Si como se deduce de sus propias palabras, Jaime Mayor Oreja fue creado por Dios, en cualquiera de sus múltiples versiones, tengo la convicción de que cada día nos será más fácil declararnos ateos. No sólo declararse, eso es fácil según se ve por las declaraciones creacionistas en el Senado, sino practicar un ateísmo militante. Y qué pensar si incluimos en el lote de lo creado al patológico Donal Trump o al maleducado, como poco, García Gallardo. Incluso si pienso en mí mismo como creación divina me deprimo. De modo que si, como afirman los textos sagrados, Dios creó al ser humano a su imagen y semejanza, pobre Dios en verdad.
Crear no es ninguna frivolidad. Tampoco lo es ser creador.
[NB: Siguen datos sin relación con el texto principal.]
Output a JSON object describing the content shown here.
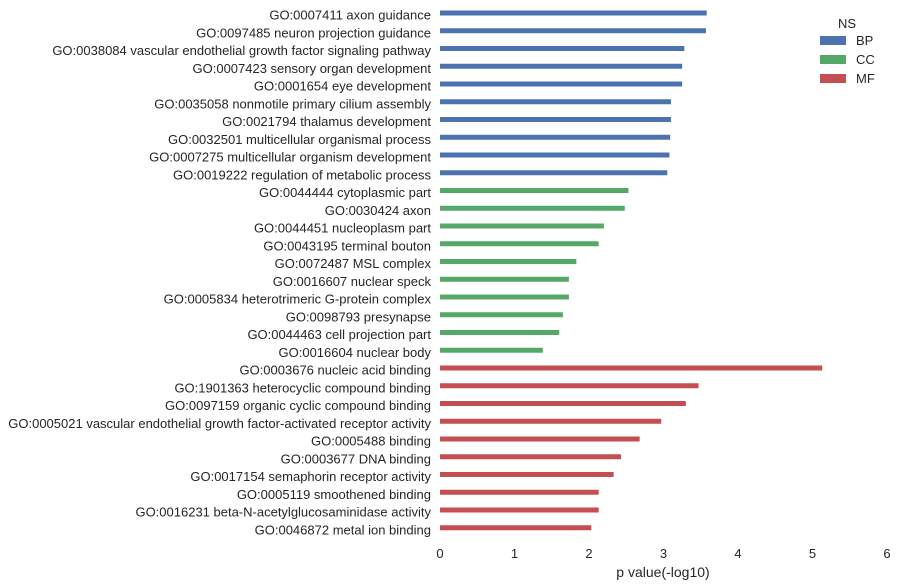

Crear es producir, no siempre desde la nada, como al parecer sucede con lo divino, es también inventar, realizar, componer, construir… Es una actividad que requiere capacidad, ideas, imaginación, sudor… Todo eso, bajado al suelo, es el trabajo. Trabajar es crear incluso cuando hablamos de los trabajos menos creativos en apariencia. Cuestión aparte es en qué condiciones se trabaja y cómo se valora, lo cual condiciona notablemente la creatividad, no entraremos en ello. Pero ningún otro acto humano como el trabajo desafía ciertamente el poder creativo de la divinidad. Ni siquiera Prometeo llegó a tanto cuando se le ocurrió robar el fuego sagrado de los dioses en el monte Olimpo para entregarlo a los humanos. Es lo que nos enseñó Karl Marx cuando afirmó que «el trabajo dignifica al hombre», aunque ignorase lo divino: «el trabajo es una actividad específica del individuo donde puede expresar su humanidad. Esa materialización del ser humano mediante el trabajo cobra vida en su producto que es externo al individuo, es creado por él y al mismo tiempo el propio hombre sufre modificaciones en su constitución».
Así pues, bueno es saber de qué se habla cuando se habla de creación. Como es bueno así mismo saber de qué hablamos cuando hablamos. En suma, menos creacionismo y más trabajo bien pagado.